On February 1st, Ben Bernanke will no longer be the Federal Reserve Chairman, and we will begin the reign of Janet Yellen, the newly appointed Federal Reserve Chairperson. Considering that the Fed just celebrated its 100th birthday and employs more Ph.D. economists than any other institution in the world, you’d think that the Fed would have monetary policy down pat. However, it doesn’t. Yellen herself admits that setting interest rates is often a shot in the dark. “I consider it essential, in making judgments about the stance of policy, to recognize at the outset the limits of our understanding regarding the dynamics of the economy and the transmission of monetary policy,” she said in a 2012 speech at NYU.
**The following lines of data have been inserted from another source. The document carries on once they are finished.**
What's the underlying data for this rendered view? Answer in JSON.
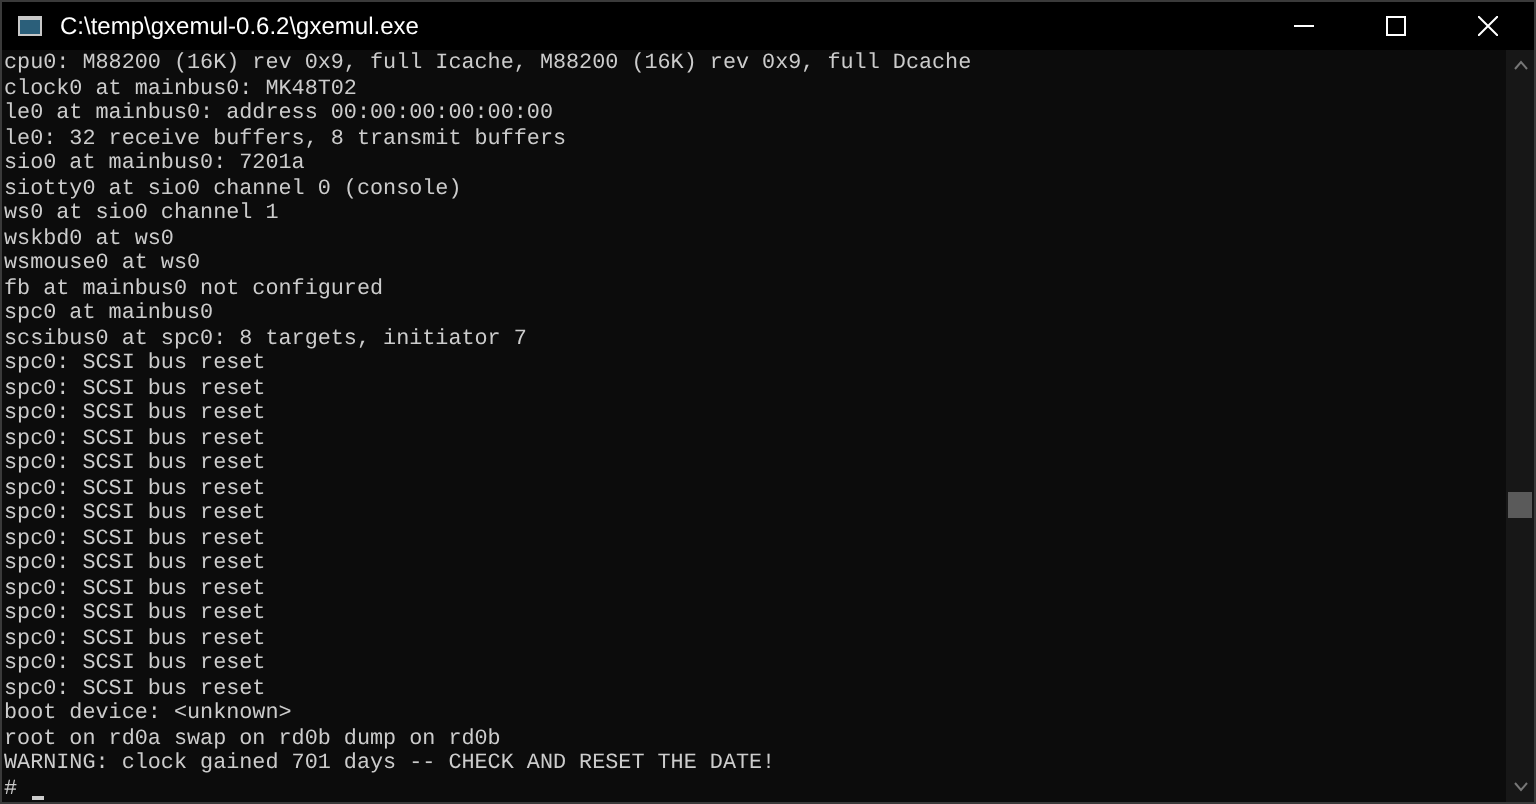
{
  "window": {
    "title": "C:\\temp\\gxemul-0.6.2\\gxemul.exe"
  },
  "console": {
    "lines": [
      "cpu0: M88200 (16K) rev 0x9, full Icache, M88200 (16K) rev 0x9, full Dcache",
      "clock0 at mainbus0: MK48T02",
      "le0 at mainbus0: address 00:00:00:00:00:00",
      "le0: 32 receive buffers, 8 transmit buffers",
      "sio0 at mainbus0: 7201a",
      "siotty0 at sio0 channel 0 (console)",
      "ws0 at sio0 channel 1",
      "wskbd0 at ws0",
      "wsmouse0 at ws0",
      "fb at mainbus0 not configured",
      "spc0 at mainbus0",
      "scsibus0 at spc0: 8 targets, initiator 7",
      "spc0: SCSI bus reset",
      "spc0: SCSI bus reset",
      "spc0: SCSI bus reset",
      "spc0: SCSI bus reset",
      "spc0: SCSI bus reset",
      "spc0: SCSI bus reset",
      "spc0: SCSI bus reset",
      "spc0: SCSI bus reset",
      "spc0: SCSI bus reset",
      "spc0: SCSI bus reset",
      "spc0: SCSI bus reset",
      "spc0: SCSI bus reset",
      "spc0: SCSI bus reset",
      "spc0: SCSI bus reset",
      "boot device: <unknown>",
      "root on rd0a swap on rd0b dump on rd0b",
      "WARNING: clock gained 701 days -- CHECK AND RESET THE DATE!"
    ],
    "prompt": "#"
  }
}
Yellen’s humble attitude will certainly well assist her as Chairperson, since just about every single issue she’ll deal with will be wrought with uncertainty. Is the U.S. economy stagnating, or threatening to overheat? How quickly should the Fed taper its purchases of long-term Treasury bonds and mortgage-backed securities? When should it begin to raise the federal funds rate, which has been nailed to the floor at zero to 0.25 percent since the end of 2008?
These dilemmas are generally looked at through a hawk-vs-dove monetary prism, but they are deeper and more interesting. The three big questions that Yellen will have to deal with answering will be thus: What is the most optimal amount of Fed control and oversight? How is the best way to manage economic and industry bubbles? What is the right proportion of mystery and transparency the Fed must maintain?